I can accept that maybe Perl 6 "exists," as chromatic claims -- but so do countless other experimental languages, in labs and open source projects. At one time Ruby was just such a curiosity. The difference is that a couple of years went by and all of a sudden everyone is abuzz about Ruby. Major Web applications, such as Twitter, are now running (or stumbling) on Ruby. Where's Perl 6?

I fixed at least six bugs in Parrot today (which probably brings me to ten for the week, if not more). You can see my checkins at cia.vc or Ohloh and review the tickets I've closed at rt.perl.org. If Parrot and Perl 6 don't exist, what exactly what I was working on?

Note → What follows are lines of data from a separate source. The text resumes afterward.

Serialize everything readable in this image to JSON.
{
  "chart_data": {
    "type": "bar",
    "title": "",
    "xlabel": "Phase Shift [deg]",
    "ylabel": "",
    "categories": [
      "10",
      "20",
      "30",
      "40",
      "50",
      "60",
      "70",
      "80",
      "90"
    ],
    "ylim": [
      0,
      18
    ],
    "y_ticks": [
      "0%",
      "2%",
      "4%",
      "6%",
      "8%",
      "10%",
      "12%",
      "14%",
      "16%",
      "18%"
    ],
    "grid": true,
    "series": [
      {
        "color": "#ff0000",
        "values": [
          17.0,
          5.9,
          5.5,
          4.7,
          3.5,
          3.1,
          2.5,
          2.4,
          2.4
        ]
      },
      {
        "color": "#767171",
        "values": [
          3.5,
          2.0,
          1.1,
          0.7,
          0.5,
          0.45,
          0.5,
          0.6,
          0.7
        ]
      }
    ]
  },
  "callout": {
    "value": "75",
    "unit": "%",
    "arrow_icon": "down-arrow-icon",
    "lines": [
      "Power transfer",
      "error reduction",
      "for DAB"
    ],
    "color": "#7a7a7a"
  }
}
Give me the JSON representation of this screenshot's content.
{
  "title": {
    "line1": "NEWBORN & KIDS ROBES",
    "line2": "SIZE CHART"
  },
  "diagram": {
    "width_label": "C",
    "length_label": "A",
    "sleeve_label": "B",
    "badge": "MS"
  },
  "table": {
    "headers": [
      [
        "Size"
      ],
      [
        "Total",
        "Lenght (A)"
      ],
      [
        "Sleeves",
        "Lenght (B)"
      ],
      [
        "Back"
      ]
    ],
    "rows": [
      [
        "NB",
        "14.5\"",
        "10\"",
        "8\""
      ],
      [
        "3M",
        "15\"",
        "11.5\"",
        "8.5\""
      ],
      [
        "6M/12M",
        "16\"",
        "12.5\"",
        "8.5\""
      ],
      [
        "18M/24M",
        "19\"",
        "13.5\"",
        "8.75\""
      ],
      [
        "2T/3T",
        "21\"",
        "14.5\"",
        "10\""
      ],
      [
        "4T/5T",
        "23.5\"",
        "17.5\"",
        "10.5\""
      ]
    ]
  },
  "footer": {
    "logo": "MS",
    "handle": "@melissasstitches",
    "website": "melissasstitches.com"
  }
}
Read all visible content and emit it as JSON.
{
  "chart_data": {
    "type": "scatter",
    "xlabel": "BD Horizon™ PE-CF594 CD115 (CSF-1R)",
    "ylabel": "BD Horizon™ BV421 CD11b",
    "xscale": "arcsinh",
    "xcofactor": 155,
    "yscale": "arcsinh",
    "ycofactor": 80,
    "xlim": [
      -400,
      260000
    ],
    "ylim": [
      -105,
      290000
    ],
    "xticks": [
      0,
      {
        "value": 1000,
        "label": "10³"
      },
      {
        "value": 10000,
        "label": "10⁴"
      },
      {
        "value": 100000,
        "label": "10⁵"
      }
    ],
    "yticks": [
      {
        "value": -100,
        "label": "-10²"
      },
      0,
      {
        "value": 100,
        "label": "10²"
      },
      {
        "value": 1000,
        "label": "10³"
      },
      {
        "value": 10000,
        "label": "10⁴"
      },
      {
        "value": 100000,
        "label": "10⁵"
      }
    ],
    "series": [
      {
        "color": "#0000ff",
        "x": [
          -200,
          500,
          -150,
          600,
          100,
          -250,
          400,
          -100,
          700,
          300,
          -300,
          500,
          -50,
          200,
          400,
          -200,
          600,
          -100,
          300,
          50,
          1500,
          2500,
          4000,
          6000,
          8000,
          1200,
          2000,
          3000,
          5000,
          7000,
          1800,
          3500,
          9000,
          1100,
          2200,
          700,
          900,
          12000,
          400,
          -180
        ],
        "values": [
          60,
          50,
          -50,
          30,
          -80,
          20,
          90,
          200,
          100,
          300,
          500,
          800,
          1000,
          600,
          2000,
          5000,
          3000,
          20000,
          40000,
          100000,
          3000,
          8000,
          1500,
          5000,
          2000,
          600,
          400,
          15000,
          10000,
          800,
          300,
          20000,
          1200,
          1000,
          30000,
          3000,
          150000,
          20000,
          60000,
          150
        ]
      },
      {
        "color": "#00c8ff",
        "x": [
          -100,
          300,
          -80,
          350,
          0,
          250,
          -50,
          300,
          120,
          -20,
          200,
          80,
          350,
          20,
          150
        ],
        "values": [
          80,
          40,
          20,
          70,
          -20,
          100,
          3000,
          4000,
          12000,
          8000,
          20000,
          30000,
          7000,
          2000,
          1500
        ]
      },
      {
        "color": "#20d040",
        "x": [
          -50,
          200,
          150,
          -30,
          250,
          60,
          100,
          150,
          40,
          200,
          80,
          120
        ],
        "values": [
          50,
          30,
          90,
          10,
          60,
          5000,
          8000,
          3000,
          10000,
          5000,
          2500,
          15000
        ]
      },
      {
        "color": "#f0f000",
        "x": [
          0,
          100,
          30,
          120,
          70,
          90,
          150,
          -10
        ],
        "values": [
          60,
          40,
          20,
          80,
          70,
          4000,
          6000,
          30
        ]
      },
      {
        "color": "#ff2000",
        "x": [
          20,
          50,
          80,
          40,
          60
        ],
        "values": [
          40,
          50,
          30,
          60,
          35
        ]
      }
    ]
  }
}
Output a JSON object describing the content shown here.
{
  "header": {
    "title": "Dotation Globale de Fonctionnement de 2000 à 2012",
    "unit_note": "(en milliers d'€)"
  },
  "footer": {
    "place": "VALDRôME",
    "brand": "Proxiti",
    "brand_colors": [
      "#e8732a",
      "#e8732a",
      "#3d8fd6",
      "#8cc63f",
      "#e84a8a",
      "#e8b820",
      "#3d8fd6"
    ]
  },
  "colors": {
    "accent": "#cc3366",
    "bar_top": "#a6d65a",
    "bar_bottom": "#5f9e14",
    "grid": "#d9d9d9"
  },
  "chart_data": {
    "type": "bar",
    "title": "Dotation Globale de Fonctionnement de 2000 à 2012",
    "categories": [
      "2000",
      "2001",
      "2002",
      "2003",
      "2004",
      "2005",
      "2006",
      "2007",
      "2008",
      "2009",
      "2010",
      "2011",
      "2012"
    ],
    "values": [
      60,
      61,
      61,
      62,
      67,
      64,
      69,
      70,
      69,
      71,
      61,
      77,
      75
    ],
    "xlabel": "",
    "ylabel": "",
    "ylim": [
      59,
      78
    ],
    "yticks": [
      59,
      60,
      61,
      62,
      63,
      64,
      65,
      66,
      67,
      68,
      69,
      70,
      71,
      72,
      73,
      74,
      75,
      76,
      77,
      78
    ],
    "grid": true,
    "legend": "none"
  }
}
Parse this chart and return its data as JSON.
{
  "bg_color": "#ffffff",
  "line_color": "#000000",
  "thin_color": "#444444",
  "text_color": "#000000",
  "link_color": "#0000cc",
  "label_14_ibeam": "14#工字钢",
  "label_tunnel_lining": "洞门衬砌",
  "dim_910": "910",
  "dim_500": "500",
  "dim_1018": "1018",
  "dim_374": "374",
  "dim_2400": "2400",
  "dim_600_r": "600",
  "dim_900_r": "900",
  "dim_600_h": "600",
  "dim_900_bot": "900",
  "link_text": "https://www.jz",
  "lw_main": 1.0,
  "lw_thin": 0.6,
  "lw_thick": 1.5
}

But come now -- there's existing and then there's existing. It only took two years to go from version 2.4 of the Linux kernel to version 2.6. That was a pretty significant upgrade, with an awful lot of people relying on that particular piece of software to work, work well, and work consistently. And yet they pulled it off. Further, it took only nine years to go from version 1.0 of the Linux kernel to version 2.6.

Meanwhile, Perl 6 has been in development for eight years, and there's still no production release in sight. And don't tell me there have been lots of upgrades to Perl 5 in the meantime; that might be true, but it doesn't count when everyone's supposed to be planning for an earth-shattering, backward-compatibility-breaking release that promises to be so important that Larry Wall started throwing around the word "apocalypse."

To me, it doesn't matter if there's a binary called Perl 6 that I can execute or not. How can the Perl 6 language not be vaporware if the Perl hacker community can't use it for real-world jobs?